- This condition is inherited in an autosomal dominant manner.
- Specialty: Immunology, Rheumatology, Medical genetics

= Haploinsufficiency of A20 =

Haploinsufficiency of A20 is a rare disease caused by mutations in the gene TNFAIP3. This gene is also known as A20.

==Signs and symptoms==

These are variable even within families. the main features are recurrent oral, genital and/or gastrointestinal ulcers, musculoskeletal and gastrointestinal complaints, cutaneous lesions, episodic fever and recurrent infections. The age on onset is also variable ranging from the first week of life to 29 years. The male : female ratio is 1:3.

==Genetics==

The TNFAIP3 gene is located on the long arm of chromosome 6 (6q23.3). Inheritance appears to be autosomal dominant with variable penetrance.
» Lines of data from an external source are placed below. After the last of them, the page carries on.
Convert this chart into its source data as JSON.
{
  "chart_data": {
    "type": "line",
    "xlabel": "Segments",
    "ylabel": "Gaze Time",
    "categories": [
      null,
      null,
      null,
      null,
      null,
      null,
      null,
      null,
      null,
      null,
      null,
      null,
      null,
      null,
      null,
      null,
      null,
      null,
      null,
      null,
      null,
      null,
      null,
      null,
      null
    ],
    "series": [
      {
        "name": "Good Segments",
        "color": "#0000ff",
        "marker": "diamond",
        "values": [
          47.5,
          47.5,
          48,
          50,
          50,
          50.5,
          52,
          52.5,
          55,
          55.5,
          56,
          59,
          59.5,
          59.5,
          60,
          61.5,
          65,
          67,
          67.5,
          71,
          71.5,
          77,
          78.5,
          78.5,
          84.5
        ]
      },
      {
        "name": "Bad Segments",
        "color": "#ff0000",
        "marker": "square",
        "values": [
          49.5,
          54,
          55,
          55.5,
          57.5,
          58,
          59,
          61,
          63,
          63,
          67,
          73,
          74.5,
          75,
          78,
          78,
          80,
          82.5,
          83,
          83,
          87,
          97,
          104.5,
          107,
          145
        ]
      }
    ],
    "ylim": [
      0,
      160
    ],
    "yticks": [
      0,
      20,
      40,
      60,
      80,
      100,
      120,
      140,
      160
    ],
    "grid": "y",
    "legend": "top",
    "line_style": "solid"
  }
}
It appears that two copies of this gene are required to avoid inflammatory features developing - hence the name haploinsufficiency.

==Pathogenesis==

The gene encodes a protein – Tumor necrosis factor alpha-induced protein 3 – which inhibits the pro inflammatory actions of NF-κB. The protein encoded has both ubiquitin ligation deubiquitinase activities and forms part of the ubiquitin editing protein complex. It is involved in several biochemical pathways the details of which are still under investigation.

==Diagnosis==

Diagnosis is made by sequencing the TNFAIP3 gene. The usual laboratory tests are consistent with non-specific inflammation. Antinuclear antibodies and anti-dsDNA antibodies may be positive. Biopsies show non specific inflammatory changes.

===Differential diagnosis===

The main differential diagnosis are Behçet's disease and systemic lupus erythematosus.

==Treatment==

Response to colchicine has been variable. Cytokine inhibitors – including the anti-IL6 receptor biologic tocilizumab – appear to be the most effective. Given the rarity of this condition, optimal management has not yet been definitely identified.

==History==

This condition was first described in 2016.